# 2001 740i key fob not working



## emmsys (Nov 6, 2005)

Hi,

I haven't tried the procedure to reintialize the key fob but it just stopped working a few days ago. I called my local BMW dealer and they are willing to reinitialize it for free...orrrr order a new one for...get this...$250 (CDN)! $250! :yikes:    That's just insane. Has anyone successfully revived their key fob? I have the black key with the BMW logo at the center that locks the doors. The top button unlocks them and the bottom button opens the trunk. Honestly, the repairs/maintainence I have had to do haven't been that much more expensive than any other car I've owned. Maybe I've been spoiled but his particular case is something else though.

e


----------



## HW (Dec 24, 2001)

mine was unresponsive and then became response again after a short while. couldn't figure out why. 

$250 is about the going rate for these remote/keys for most cars i believe. you could try inserting it into the ignition and then see if it works after a few minutes of driving around.


----------



## prikhy (Aug 23, 2006)

Hi, I also have a 2001 740 il and 2 days ago my key fob stopped working. Is there a fix??


----------



## M.Wong (Jan 9, 2003)

Reinitialization might help. Be sure you have all your master keys with you when you do the procedure.

The all black BMW keys have a small (standard watch) battery inside... replace it recently?
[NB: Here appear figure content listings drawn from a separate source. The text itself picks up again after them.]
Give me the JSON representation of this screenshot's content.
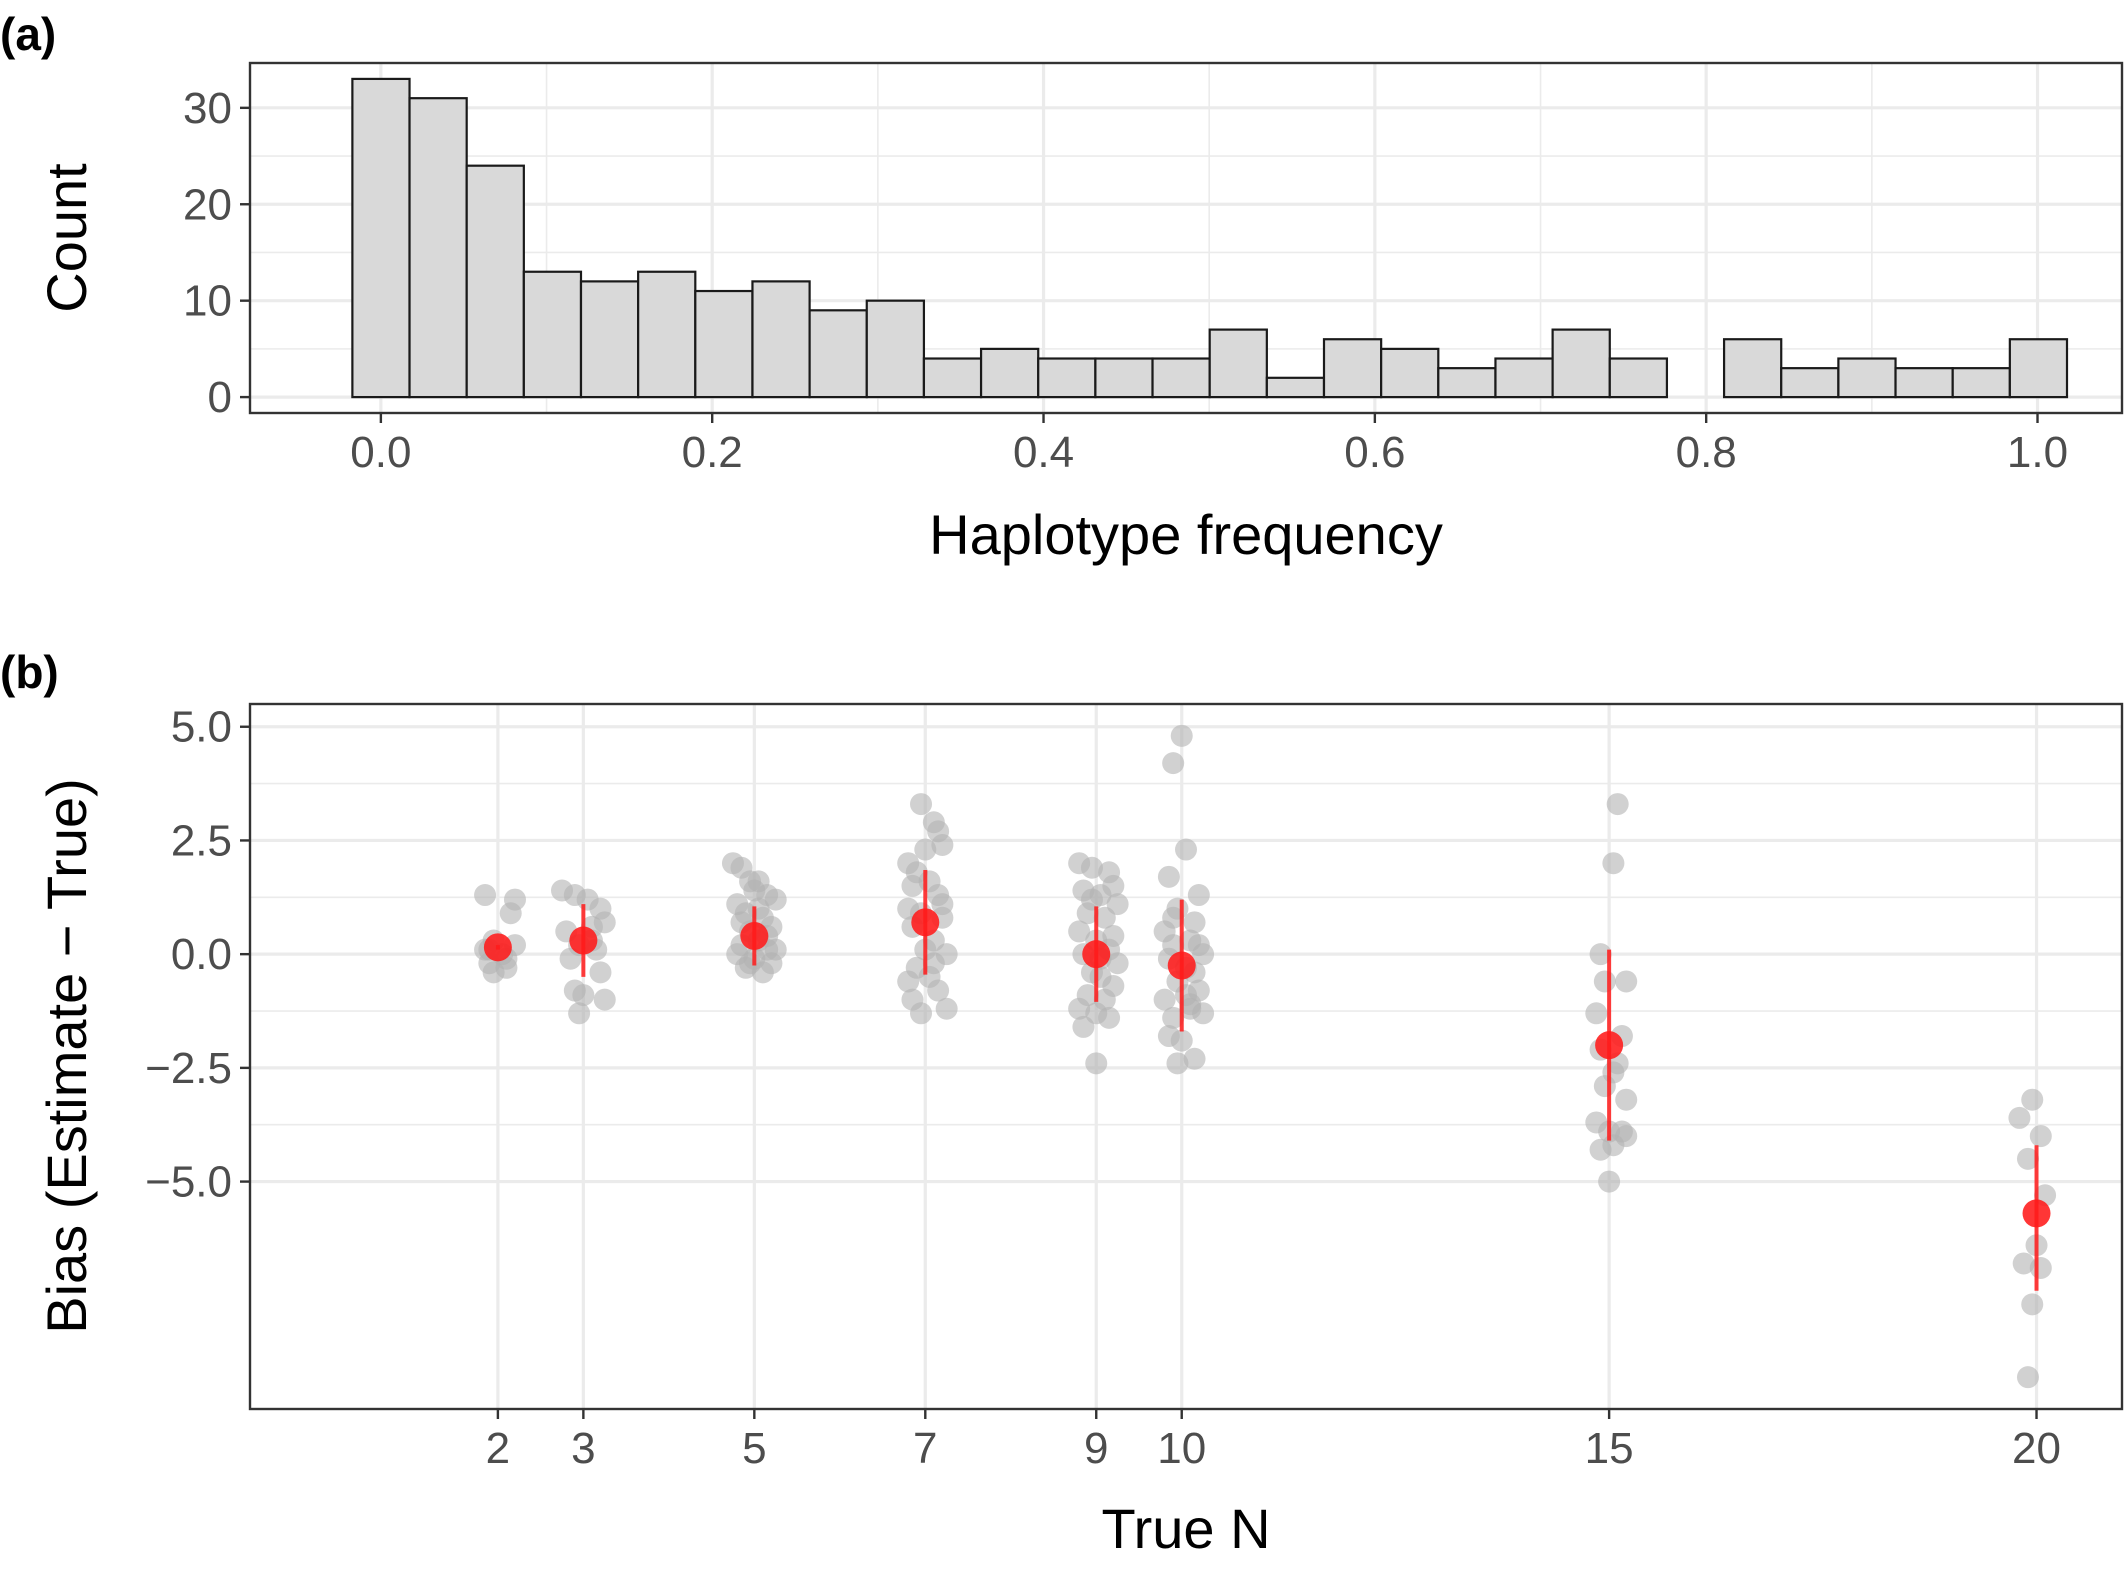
{
  "chart_data": [
    {
      "panel_label": "(a)",
      "type": "bar",
      "subtype": "histogram",
      "xlabel": "Haplotype frequency",
      "ylabel": "Count",
      "bin_width": 0.0345,
      "bin_starts": [
        -0.0172,
        0.0173,
        0.0518,
        0.0863,
        0.1208,
        0.1553,
        0.1898,
        0.2243,
        0.2588,
        0.2933,
        0.3278,
        0.3623,
        0.3968,
        0.4313,
        0.4658,
        0.5003,
        0.5348,
        0.5693,
        0.6038,
        0.6383,
        0.6728,
        0.7073,
        0.7418,
        0.7763,
        0.8108,
        0.8453,
        0.8798,
        0.9143,
        0.9488,
        0.9833
      ],
      "values": [
        33,
        31,
        24,
        13,
        12,
        13,
        11,
        12,
        9,
        10,
        4,
        5,
        4,
        4,
        4,
        7,
        2,
        6,
        5,
        3,
        4,
        7,
        4,
        0,
        6,
        3,
        4,
        3,
        3,
        6
      ],
      "xlim": [
        -0.079,
        1.051
      ],
      "ylim": [
        -1.65,
        34.65
      ],
      "xticks": [
        0.0,
        0.2,
        0.4,
        0.6,
        0.8,
        1.0
      ],
      "xtick_labels": [
        "0.0",
        "0.2",
        "0.4",
        "0.6",
        "0.8",
        "1.0"
      ],
      "yticks": [
        0,
        10,
        20,
        30
      ],
      "ytick_labels": [
        "0",
        "10",
        "20",
        "30"
      ],
      "grid": true,
      "colors": {
        "bar_fill": "#d9d9d9",
        "bar_stroke": "#1a1a1a",
        "grid": "#ebebeb",
        "panel_border": "#333333"
      }
    },
    {
      "panel_label": "(b)",
      "type": "scatter",
      "xlabel": "True N",
      "ylabel": "Bias (Estimate − True)",
      "xlim": [
        -0.9,
        21.0
      ],
      "ylim": [
        -10.0,
        5.5
      ],
      "xticks": [
        2,
        3,
        5,
        7,
        9,
        10,
        15,
        20
      ],
      "xtick_labels": [
        "2",
        "3",
        "5",
        "7",
        "9",
        "10",
        "15",
        "20"
      ],
      "yticks": [
        5.0,
        2.5,
        0.0,
        -2.5,
        -5.0
      ],
      "ytick_labels": [
        "5.0",
        "2.5",
        "0.0",
        "−2.5",
        "−5.0"
      ],
      "grid": true,
      "colors": {
        "points": "#b3b3b3",
        "summary": "#ff1a1a",
        "grid": "#ebebeb",
        "panel_border": "#333333"
      },
      "summary": [
        {
          "n": 2,
          "mean": 0.15,
          "lower": 0.1,
          "upper": 0.2
        },
        {
          "n": 3,
          "mean": 0.3,
          "lower": -0.5,
          "upper": 1.1
        },
        {
          "n": 5,
          "mean": 0.4,
          "lower": -0.25,
          "upper": 1.05
        },
        {
          "n": 7,
          "mean": 0.7,
          "lower": -0.45,
          "upper": 1.85
        },
        {
          "n": 9,
          "mean": 0.0,
          "lower": -1.05,
          "upper": 1.05
        },
        {
          "n": 10,
          "mean": -0.25,
          "lower": -1.7,
          "upper": 1.2
        },
        {
          "n": 15,
          "mean": -2.0,
          "lower": -4.1,
          "upper": 0.1
        },
        {
          "n": 20,
          "mean": -5.7,
          "lower": -7.4,
          "upper": -4.2
        }
      ],
      "points": [
        {
          "n": 2,
          "x": [
            1.85,
            2.2,
            1.95,
            2.15,
            1.9,
            2.05,
            1.9,
            2.1,
            1.95,
            2.2,
            1.85,
            2.1
          ],
          "y": [
            1.3,
            1.2,
            0.3,
            0.9,
            0.1,
            0.0,
            -0.2,
            -0.3,
            -0.4,
            0.2,
            0.1,
            -0.1
          ]
        },
        {
          "n": 3,
          "x": [
            2.75,
            2.9,
            3.05,
            3.2,
            3.25,
            2.8,
            3.1,
            2.95,
            2.85,
            3.15,
            3.2,
            2.9,
            3.0,
            2.95,
            3.1,
            3.25
          ],
          "y": [
            1.4,
            1.3,
            1.2,
            1.0,
            0.7,
            0.5,
            0.3,
            0.2,
            -0.1,
            0.1,
            -0.4,
            -0.8,
            -0.9,
            -1.3,
            0.6,
            -1.0
          ]
        },
        {
          "n": 5,
          "x": [
            4.75,
            4.85,
            4.95,
            5.05,
            5.15,
            5.25,
            4.8,
            4.9,
            5.1,
            5.2,
            4.95,
            5.05,
            4.85,
            5.15,
            4.8,
            5.0,
            5.2,
            4.9,
            5.1,
            5.0,
            4.85,
            5.15,
            5.05,
            4.95,
            5.25
          ],
          "y": [
            2.0,
            1.9,
            1.6,
            1.6,
            1.3,
            1.2,
            1.1,
            0.9,
            0.8,
            0.6,
            0.5,
            0.3,
            0.2,
            0.1,
            0.0,
            -0.1,
            -0.2,
            -0.3,
            -0.4,
            1.4,
            0.7,
            0.4,
            1.0,
            -0.2,
            0.1
          ]
        },
        {
          "n": 7,
          "x": [
            6.95,
            7.1,
            7.15,
            7.2,
            7.0,
            6.8,
            6.9,
            7.05,
            6.85,
            7.15,
            6.8,
            6.95,
            7.2,
            6.85,
            7.1,
            7.0,
            7.25,
            6.9,
            7.05,
            7.15,
            6.85,
            7.25,
            6.95,
            7.1,
            6.8,
            7.2
          ],
          "y": [
            3.3,
            2.9,
            2.7,
            2.4,
            2.3,
            2.0,
            1.8,
            1.6,
            1.5,
            1.3,
            1.0,
            0.9,
            0.8,
            0.6,
            0.3,
            0.1,
            0.0,
            -0.3,
            -0.5,
            -0.8,
            -1.0,
            -1.2,
            -1.3,
            -0.2,
            -0.6,
            1.1
          ]
        },
        {
          "n": 9,
          "x": [
            8.8,
            8.95,
            9.15,
            9.2,
            8.85,
            9.05,
            9.25,
            8.9,
            9.1,
            8.8,
            9.0,
            9.15,
            8.85,
            9.25,
            8.95,
            9.05,
            9.2,
            8.9,
            9.1,
            8.8,
            9.0,
            9.15,
            8.85,
            9.0,
            9.2,
            8.95,
            9.05
          ],
          "y": [
            2.0,
            1.9,
            1.8,
            1.5,
            1.4,
            1.3,
            1.1,
            0.9,
            0.8,
            0.5,
            0.3,
            0.1,
            0.0,
            -0.2,
            -0.4,
            -0.5,
            -0.7,
            -0.9,
            -1.0,
            -1.2,
            -1.3,
            -1.4,
            -1.6,
            -2.4,
            0.4,
            1.2,
            -0.1
          ]
        },
        {
          "n": 10,
          "x": [
            10.0,
            9.9,
            10.05,
            9.85,
            10.2,
            9.95,
            10.15,
            9.8,
            10.1,
            9.9,
            10.25,
            9.85,
            10.05,
            10.15,
            9.95,
            10.2,
            9.8,
            10.1,
            9.9,
            10.25,
            9.85,
            10.0,
            10.15,
            9.95,
            10.05,
            10.2,
            9.9,
            10.1
          ],
          "y": [
            4.8,
            4.2,
            2.3,
            1.7,
            1.3,
            1.0,
            0.7,
            0.5,
            0.3,
            0.2,
            0.0,
            -0.1,
            -0.3,
            -0.4,
            -0.6,
            -0.8,
            -1.0,
            -1.2,
            -1.4,
            -1.3,
            -1.8,
            -1.9,
            -2.3,
            -2.4,
            -0.9,
            0.2,
            0.8,
            -1.1
          ]
        },
        {
          "n": 15,
          "x": [
            15.1,
            15.05,
            14.9,
            15.2,
            14.95,
            14.85,
            15.15,
            14.9,
            15.1,
            15.05,
            14.95,
            15.2,
            14.85,
            15.0,
            15.15,
            14.9,
            15.05,
            15.2,
            15.0
          ],
          "y": [
            3.3,
            2.0,
            0.0,
            -0.6,
            -0.6,
            -1.3,
            -1.8,
            -2.1,
            -2.4,
            -2.6,
            -2.9,
            -3.2,
            -3.7,
            -3.9,
            -3.9,
            -4.3,
            -4.2,
            -4.0,
            -5.0
          ]
        },
        {
          "n": 20,
          "x": [
            19.95,
            19.8,
            20.05,
            19.9,
            20.1,
            20.0,
            19.85,
            20.05,
            19.95,
            19.9
          ],
          "y": [
            -3.2,
            -3.6,
            -4.0,
            -4.5,
            -5.3,
            -6.4,
            -6.8,
            -6.9,
            -7.7,
            -9.3
          ]
        }
      ]
    }
  ]
}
These recharge when in the ignition and the car is running. If you have more than one, be sure you use the spare(s) once in a while.








(photos from e-bay)


----------



## emmsys (Nov 6, 2005)

Hi,

Thanks for the pics. I have the second key that recharges when in the ignition. I haven't had a chance to get it reinitialized but I'll let everyone know the results when I do.

e


----------